I know of more than a few refiners who make their water for silver cells this way, often in 55 gallon or larger tanks. Just take the time to settle out the chlorides.
 
so what would the best way to separate my current batch of silver chloride/gold?

add more nitric or try ar and mix so it gets to all the gold?

thanks for replys. euan
 
If the silver chloride formed separately from the gold it should not pose any encrustation problems in refining with aqua regia.

Just dissolve the gold in aqua regia, filter and drop the gold normally. If the silver was substantial it can be reduced with caustic and sugar or if it is a small quantity reduce it by contacting it with iron.
 
I would suggest to you that not everything you think is silver chloride is silver chloride.

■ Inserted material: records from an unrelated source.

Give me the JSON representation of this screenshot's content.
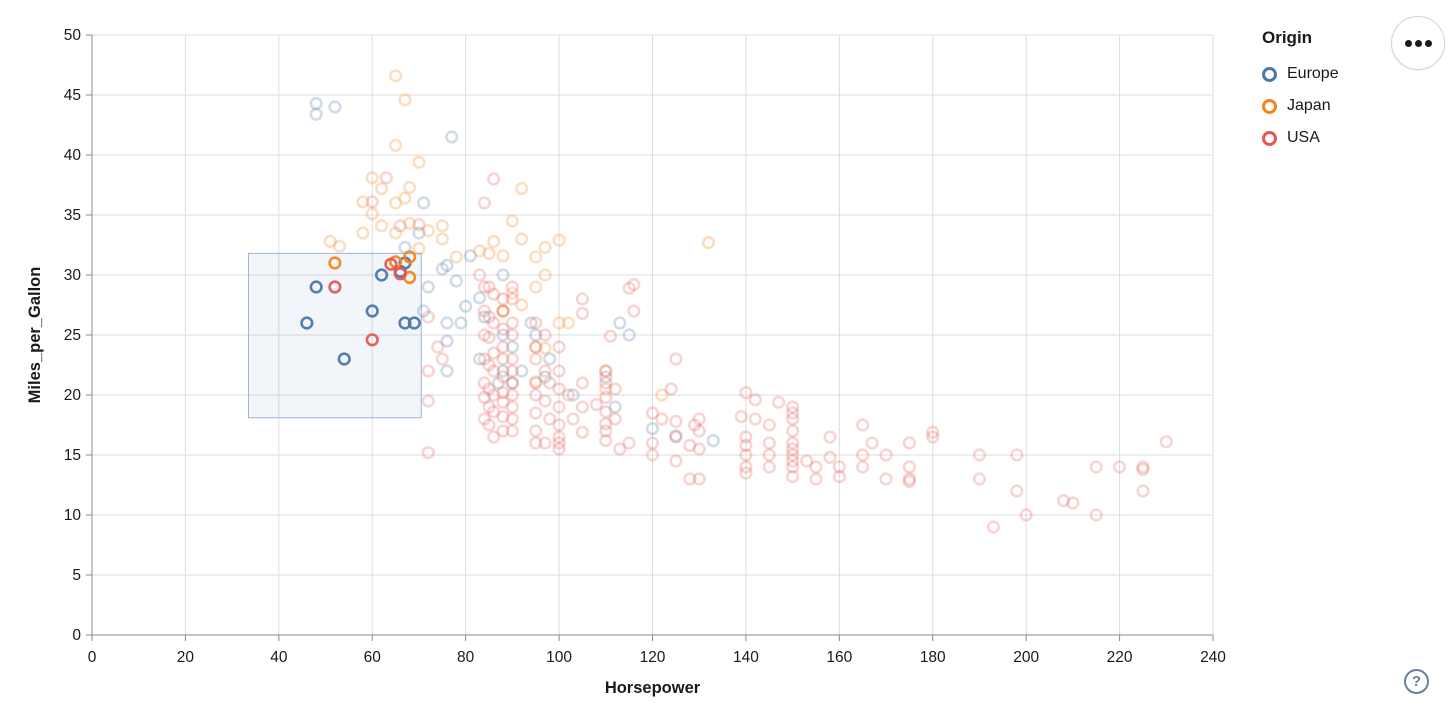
{
  "legend": {
    "title": "Origin",
    "items": [
      {
        "label": "Europe",
        "color": "#4c78a8"
      },
      {
        "label": "Japan",
        "color": "#f58518"
      },
      {
        "label": "USA",
        "color": "#e45756"
      }
    ]
  },
  "toolbar": {
    "menu_tooltip": "",
    "help_label": "?"
  },
  "chart_data": {
    "type": "scatter",
    "title": "",
    "xlabel": "Horsepower",
    "ylabel": "Miles_per_Gallon",
    "xlim": [
      0,
      240
    ],
    "ylim": [
      0,
      50
    ],
    "x_ticks": [
      0,
      20,
      40,
      60,
      80,
      100,
      120,
      140,
      160,
      180,
      200,
      220,
      240
    ],
    "y_ticks": [
      0,
      5,
      10,
      15,
      20,
      25,
      30,
      35,
      40,
      45,
      50
    ],
    "grid": true,
    "legend_position": "top-right",
    "marker": {
      "shape": "ring",
      "radius": 5.3,
      "stroke_width": 2.6,
      "selected_opacity": 0.95,
      "unselected_opacity": 0.26
    },
    "brush": {
      "hp": [
        33.5,
        70.5
      ],
      "mpg": [
        18.1,
        31.8
      ],
      "fill": "#4c78a8",
      "fill_opacity": 0.07,
      "stroke": "#9db4d6"
    },
    "axis_colors": {
      "grid": "#dddddd",
      "domain": "#888888",
      "label": "#1a1a1a"
    },
    "series": [
      {
        "name": "Europe",
        "color": "#4c78a8",
        "selected": [
          [
            46,
            26
          ],
          [
            48,
            29
          ],
          [
            54,
            23
          ],
          [
            60,
            27
          ],
          [
            62,
            30
          ],
          [
            66,
            30.3
          ],
          [
            67,
            31
          ],
          [
            67,
            26
          ],
          [
            69,
            26
          ]
        ],
        "points": [
          [
            48,
            43.4
          ],
          [
            48,
            44.3
          ],
          [
            52,
            44
          ],
          [
            77,
            41.5
          ],
          [
            71,
            36
          ],
          [
            70,
            33.5
          ],
          [
            67,
            32.3
          ],
          [
            81,
            31.6
          ],
          [
            75,
            30.5
          ],
          [
            88,
            30
          ],
          [
            76,
            30.8
          ],
          [
            78,
            29.5
          ],
          [
            83,
            28.1
          ],
          [
            80,
            27.4
          ],
          [
            72,
            29
          ],
          [
            88,
            25
          ],
          [
            90,
            24
          ],
          [
            95,
            25
          ],
          [
            113,
            26
          ],
          [
            115,
            25
          ],
          [
            94,
            26
          ],
          [
            110,
            21.5
          ],
          [
            103,
            20
          ],
          [
            98,
            23
          ],
          [
            88,
            22
          ],
          [
            90,
            21
          ],
          [
            125,
            16.6
          ],
          [
            133,
            16.2
          ],
          [
            112,
            19
          ],
          [
            120,
            17.2
          ],
          [
            76,
            26
          ],
          [
            79,
            26
          ],
          [
            84,
            26.5
          ],
          [
            71,
            27
          ],
          [
            76,
            24.5
          ],
          [
            83,
            23
          ],
          [
            97,
            21.5
          ],
          [
            76,
            22
          ],
          [
            87,
            21
          ],
          [
            92,
            22
          ]
        ]
      },
      {
        "name": "Japan",
        "color": "#f58518",
        "selected": [
          [
            52,
            31
          ],
          [
            65,
            31.1
          ],
          [
            68,
            31.5
          ],
          [
            68,
            29.8
          ]
        ],
        "points": [
          [
            65,
            46.6
          ],
          [
            67,
            44.6
          ],
          [
            65,
            40.8
          ],
          [
            70,
            39.4
          ],
          [
            60,
            38.1
          ],
          [
            62,
            37.2
          ],
          [
            68,
            37.3
          ],
          [
            58,
            36.1
          ],
          [
            65,
            36
          ],
          [
            67,
            36.4
          ],
          [
            60,
            35.1
          ],
          [
            62,
            34.1
          ],
          [
            68,
            34.3
          ],
          [
            65,
            33.5
          ],
          [
            75,
            34.1
          ],
          [
            72,
            33.7
          ],
          [
            92,
            37.2
          ],
          [
            75,
            33
          ],
          [
            70,
            32.2
          ],
          [
            97,
            32.3
          ],
          [
            100,
            32.9
          ],
          [
            92,
            33
          ],
          [
            88,
            31.6
          ],
          [
            95,
            31.5
          ],
          [
            85,
            31.8
          ],
          [
            88,
            27
          ],
          [
            88,
            27
          ],
          [
            92,
            27.5
          ],
          [
            97,
            30
          ],
          [
            95,
            29
          ],
          [
            90,
            28.5
          ],
          [
            102,
            26
          ],
          [
            95,
            24
          ],
          [
            100,
            26
          ],
          [
            110,
            22
          ],
          [
            122,
            20
          ],
          [
            132,
            32.7
          ],
          [
            110,
            20.5
          ],
          [
            95,
            21.1
          ],
          [
            97,
            23.9
          ],
          [
            51,
            32.8
          ],
          [
            53,
            32.4
          ],
          [
            58,
            33.5
          ],
          [
            78,
            31.5
          ],
          [
            83,
            32
          ],
          [
            86,
            32.8
          ],
          [
            90,
            34.5
          ]
        ]
      },
      {
        "name": "USA",
        "color": "#e45756",
        "selected": [
          [
            52,
            29
          ],
          [
            60,
            24.6
          ],
          [
            64,
            30.9
          ],
          [
            66,
            30.1
          ]
        ],
        "points": [
          [
            63,
            38.1
          ],
          [
            60,
            36.1
          ],
          [
            66,
            34.1
          ],
          [
            70,
            34.2
          ],
          [
            72,
            26.5
          ],
          [
            74,
            24
          ],
          [
            72,
            22
          ],
          [
            75,
            23
          ],
          [
            72,
            19.5
          ],
          [
            72,
            15.2
          ],
          [
            86,
            38
          ],
          [
            84,
            36
          ],
          [
            83,
            30
          ],
          [
            84,
            29
          ],
          [
            85,
            29
          ],
          [
            86,
            28.4
          ],
          [
            88,
            28
          ],
          [
            84,
            27
          ],
          [
            88,
            27
          ],
          [
            85,
            26.5
          ],
          [
            86,
            26
          ],
          [
            88,
            25.5
          ],
          [
            84,
            25
          ],
          [
            85,
            24.8
          ],
          [
            88,
            24
          ],
          [
            86,
            23.5
          ],
          [
            84,
            23
          ],
          [
            88,
            23
          ],
          [
            85,
            22.5
          ],
          [
            86,
            22
          ],
          [
            88,
            21.5
          ],
          [
            84,
            21
          ],
          [
            85,
            20.5
          ],
          [
            88,
            20.2
          ],
          [
            86,
            20
          ],
          [
            84,
            19.8
          ],
          [
            88,
            19.4
          ],
          [
            85,
            19
          ],
          [
            86,
            18.6
          ],
          [
            88,
            18.2
          ],
          [
            84,
            18
          ],
          [
            85,
            17.5
          ],
          [
            88,
            17
          ],
          [
            86,
            16.5
          ],
          [
            90,
            29
          ],
          [
            90,
            28
          ],
          [
            90,
            26
          ],
          [
            90,
            25
          ],
          [
            90,
            23
          ],
          [
            90,
            22
          ],
          [
            90,
            21
          ],
          [
            90,
            20
          ],
          [
            90,
            19
          ],
          [
            90,
            18
          ],
          [
            90,
            17
          ],
          [
            95,
            26
          ],
          [
            97,
            25
          ],
          [
            95,
            24
          ],
          [
            100,
            24
          ],
          [
            95,
            23
          ],
          [
            97,
            22
          ],
          [
            100,
            22
          ],
          [
            95,
            21
          ],
          [
            98,
            21
          ],
          [
            100,
            20.5
          ],
          [
            95,
            20
          ],
          [
            97,
            19.5
          ],
          [
            100,
            19
          ],
          [
            95,
            18.5
          ],
          [
            98,
            18
          ],
          [
            100,
            17.5
          ],
          [
            95,
            17
          ],
          [
            100,
            16.5
          ],
          [
            97,
            16
          ],
          [
            100,
            16
          ],
          [
            95,
            16
          ],
          [
            102,
            20
          ],
          [
            105,
            21
          ],
          [
            105,
            19
          ],
          [
            103,
            18
          ],
          [
            105,
            16.9
          ],
          [
            100,
            15.5
          ],
          [
            115,
            28.9
          ],
          [
            105,
            28
          ],
          [
            105,
            26.8
          ],
          [
            116,
            29.2
          ],
          [
            116,
            27
          ],
          [
            111,
            24.9
          ],
          [
            110,
            22
          ],
          [
            110,
            21
          ],
          [
            112,
            20.5
          ],
          [
            110,
            19.8
          ],
          [
            108,
            19.2
          ],
          [
            110,
            18.6
          ],
          [
            112,
            18
          ],
          [
            110,
            17.6
          ],
          [
            110,
            17
          ],
          [
            110,
            16.2
          ],
          [
            115,
            16
          ],
          [
            113,
            15.5
          ],
          [
            120,
            18.5
          ],
          [
            122,
            18
          ],
          [
            125,
            17.8
          ],
          [
            129,
            17.5
          ],
          [
            130,
            17
          ],
          [
            125,
            16.5
          ],
          [
            120,
            16
          ],
          [
            128,
            15.8
          ],
          [
            130,
            15.5
          ],
          [
            120,
            15
          ],
          [
            125,
            14.5
          ],
          [
            128,
            13
          ],
          [
            130,
            13
          ],
          [
            125,
            23
          ],
          [
            124,
            20.5
          ],
          [
            130,
            18
          ],
          [
            140,
            20.2
          ],
          [
            142,
            19.6
          ],
          [
            147,
            19.4
          ],
          [
            150,
            19
          ],
          [
            139,
            18.2
          ],
          [
            142,
            18
          ],
          [
            145,
            17.5
          ],
          [
            150,
            18.5
          ],
          [
            150,
            18
          ],
          [
            150,
            17
          ],
          [
            150,
            16
          ],
          [
            150,
            15.5
          ],
          [
            150,
            15
          ],
          [
            150,
            14.5
          ],
          [
            150,
            14
          ],
          [
            150,
            13.2
          ],
          [
            145,
            16
          ],
          [
            145,
            15
          ],
          [
            145,
            14
          ],
          [
            140,
            16.5
          ],
          [
            140,
            15.8
          ],
          [
            140,
            15
          ],
          [
            140,
            14
          ],
          [
            140,
            13.5
          ],
          [
            153,
            14.5
          ],
          [
            155,
            14
          ],
          [
            158,
            14.8
          ],
          [
            155,
            13
          ],
          [
            160,
            14
          ],
          [
            158,
            16.5
          ],
          [
            165,
            17.5
          ],
          [
            165,
            15
          ],
          [
            165,
            14
          ],
          [
            167,
            16
          ],
          [
            170,
            15
          ],
          [
            170,
            13
          ],
          [
            175,
            16
          ],
          [
            175,
            14
          ],
          [
            175,
            13
          ],
          [
            175,
            12.8
          ],
          [
            180,
            16.5
          ],
          [
            180,
            16.9
          ],
          [
            190,
            15
          ],
          [
            190,
            13
          ],
          [
            193,
            9
          ],
          [
            198,
            15
          ],
          [
            198,
            12
          ],
          [
            200,
            10
          ],
          [
            208,
            11.2
          ],
          [
            210,
            11
          ],
          [
            215,
            10
          ],
          [
            215,
            14
          ],
          [
            220,
            14
          ],
          [
            225,
            14
          ],
          [
            225,
            13.8
          ],
          [
            225,
            12
          ],
          [
            230,
            16.1
          ],
          [
            160,
            13.2
          ]
        ]
      }
    ]
  }
}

When you dissolve e scrap in nitric, it's quite common to get a white precipitate (which may or may not be silver chloride).

While I ran very little e scrap, I ran enough to know that what you're experiencing is common. In fact, some of the material is often tin, which is very troublesome in refining. My recommendation to you is to incinerate the entire lot after the nitric digest, then give it a wash in hot HCl before you digest the values. That will help eliminate some of the problem material, but, best of all, typically improves filtration of the resulting solution from the digestion of values.

For the record, I used nothing but tap water for all of my digestion procedures (except for making electrolyte for my silver cell)---I wasn't concerned about the slight amount of silver chloride that was created, for it was eventually recovered when I ran my waste materials in a furnace. The silver chloride became the collector that was sorely needed to capture the metals of much greater value. It worked like a charm.